Proving n! > n^2 for n ≥ 4 with Induction

[jezse]

I know I have to prove this using induction, but am having some problems.

show n! > n^2 for all n >= 4

what I have so far

1) n=4; 4^2=16 < 4! = 4*3*2*1=24; 16 < 24

2) show (n+1)! > (n+1)^2


something a long the lines of..

(n+1)! = (n+1)*n!
> (n+1)*n^2
.. then what, can I just say (n+1)n^2 > (n+1)^2? or am I missing a step or 2..


thanks

 

[matt grime]

well, you must prove that

n^2(n+1) > (n+1)^2

for n > 4.

Thinking what happesn if we divide through by n+1, this it suffices to show n^2 > n+1

which is clearly true for n>1, check the original statement is true for n=4 and you are done.

 

[M98Ranger]

for your help!

Your approach is correct so far.
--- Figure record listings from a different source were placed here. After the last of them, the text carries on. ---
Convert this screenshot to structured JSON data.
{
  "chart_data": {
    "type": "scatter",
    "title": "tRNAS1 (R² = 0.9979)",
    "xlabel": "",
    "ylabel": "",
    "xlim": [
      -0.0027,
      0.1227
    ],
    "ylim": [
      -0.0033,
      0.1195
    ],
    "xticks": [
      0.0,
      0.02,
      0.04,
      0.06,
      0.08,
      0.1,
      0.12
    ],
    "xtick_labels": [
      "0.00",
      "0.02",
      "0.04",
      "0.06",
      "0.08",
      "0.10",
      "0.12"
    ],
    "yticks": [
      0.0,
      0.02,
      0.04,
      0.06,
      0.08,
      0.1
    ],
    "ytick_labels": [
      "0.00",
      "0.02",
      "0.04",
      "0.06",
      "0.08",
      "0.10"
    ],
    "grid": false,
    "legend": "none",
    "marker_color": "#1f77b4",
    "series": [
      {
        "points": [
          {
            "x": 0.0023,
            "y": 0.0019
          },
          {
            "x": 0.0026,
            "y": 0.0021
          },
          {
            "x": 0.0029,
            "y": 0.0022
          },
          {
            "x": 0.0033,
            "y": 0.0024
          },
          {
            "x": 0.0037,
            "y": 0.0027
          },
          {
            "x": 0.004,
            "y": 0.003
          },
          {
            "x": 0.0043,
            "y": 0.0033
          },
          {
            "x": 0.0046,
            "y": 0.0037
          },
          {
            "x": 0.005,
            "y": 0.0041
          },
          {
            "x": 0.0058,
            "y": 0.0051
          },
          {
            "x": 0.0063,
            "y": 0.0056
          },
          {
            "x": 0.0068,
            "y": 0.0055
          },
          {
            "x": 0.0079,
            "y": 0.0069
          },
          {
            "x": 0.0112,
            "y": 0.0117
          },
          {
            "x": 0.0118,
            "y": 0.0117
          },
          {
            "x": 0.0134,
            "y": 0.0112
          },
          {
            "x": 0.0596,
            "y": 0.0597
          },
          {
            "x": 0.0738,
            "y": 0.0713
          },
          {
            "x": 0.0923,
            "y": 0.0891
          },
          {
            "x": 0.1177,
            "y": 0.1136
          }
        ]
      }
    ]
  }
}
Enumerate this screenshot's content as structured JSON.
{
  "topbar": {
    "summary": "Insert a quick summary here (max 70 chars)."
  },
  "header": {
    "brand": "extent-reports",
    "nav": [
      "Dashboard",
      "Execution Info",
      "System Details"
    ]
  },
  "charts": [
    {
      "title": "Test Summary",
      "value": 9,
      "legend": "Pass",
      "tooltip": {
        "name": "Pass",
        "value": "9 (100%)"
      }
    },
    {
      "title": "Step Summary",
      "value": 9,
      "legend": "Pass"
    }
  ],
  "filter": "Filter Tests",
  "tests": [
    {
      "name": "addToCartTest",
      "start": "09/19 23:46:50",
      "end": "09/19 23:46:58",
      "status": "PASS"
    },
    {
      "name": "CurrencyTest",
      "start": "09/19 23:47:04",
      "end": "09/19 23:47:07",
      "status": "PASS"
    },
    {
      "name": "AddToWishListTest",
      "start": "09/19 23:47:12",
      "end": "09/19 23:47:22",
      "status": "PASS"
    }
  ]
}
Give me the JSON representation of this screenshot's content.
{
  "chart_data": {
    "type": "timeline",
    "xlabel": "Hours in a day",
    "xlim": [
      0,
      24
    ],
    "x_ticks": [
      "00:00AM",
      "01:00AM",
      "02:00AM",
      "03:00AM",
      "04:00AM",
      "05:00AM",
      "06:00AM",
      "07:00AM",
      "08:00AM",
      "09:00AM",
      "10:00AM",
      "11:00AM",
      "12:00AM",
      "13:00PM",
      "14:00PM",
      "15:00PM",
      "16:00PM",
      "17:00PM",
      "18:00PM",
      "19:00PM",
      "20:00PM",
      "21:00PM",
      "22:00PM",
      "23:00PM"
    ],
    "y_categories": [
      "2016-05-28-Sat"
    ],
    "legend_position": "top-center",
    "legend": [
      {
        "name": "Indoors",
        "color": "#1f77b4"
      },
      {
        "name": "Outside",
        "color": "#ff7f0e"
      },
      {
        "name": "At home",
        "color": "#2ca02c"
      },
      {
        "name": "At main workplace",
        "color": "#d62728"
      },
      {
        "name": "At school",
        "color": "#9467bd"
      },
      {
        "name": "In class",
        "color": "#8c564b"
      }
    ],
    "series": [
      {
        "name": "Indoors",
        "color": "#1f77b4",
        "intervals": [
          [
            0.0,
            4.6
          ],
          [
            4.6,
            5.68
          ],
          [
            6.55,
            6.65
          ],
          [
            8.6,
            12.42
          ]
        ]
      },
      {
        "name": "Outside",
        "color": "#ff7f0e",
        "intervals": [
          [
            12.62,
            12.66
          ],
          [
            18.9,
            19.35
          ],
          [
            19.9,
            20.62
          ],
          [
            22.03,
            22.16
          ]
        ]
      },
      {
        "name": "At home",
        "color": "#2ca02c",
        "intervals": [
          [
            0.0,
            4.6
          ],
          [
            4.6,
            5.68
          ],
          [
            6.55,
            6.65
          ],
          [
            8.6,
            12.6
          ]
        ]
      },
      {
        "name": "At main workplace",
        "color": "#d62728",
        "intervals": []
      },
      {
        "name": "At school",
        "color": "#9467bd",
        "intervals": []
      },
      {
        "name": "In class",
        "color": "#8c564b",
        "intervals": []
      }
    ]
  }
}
Here's how you can continue:

3) (n+1)! = (n+1)*n!
> (n+1)*n^2 (by induction hypothesis)
= n^2 + n^3 (multiply)
> n^2 + n^2 (since n ≥ 4, n^3 > n^2)
= 2n^2 (combine like terms)
> n^2 + 2n (since n ≥ 4, 2n > n)
> n^2 + 1 (since n ≥ 4, 2n > 1)
> n^2 + (n+1) (since n ≥ 4, n+1 > 1)
= (n+1)^2 (expand and simplify)

Therefore, (n+1)! > (n+1)^2, completing the induction step.

By the principle of mathematical induction, n! > n^2 for all n ≥ 4.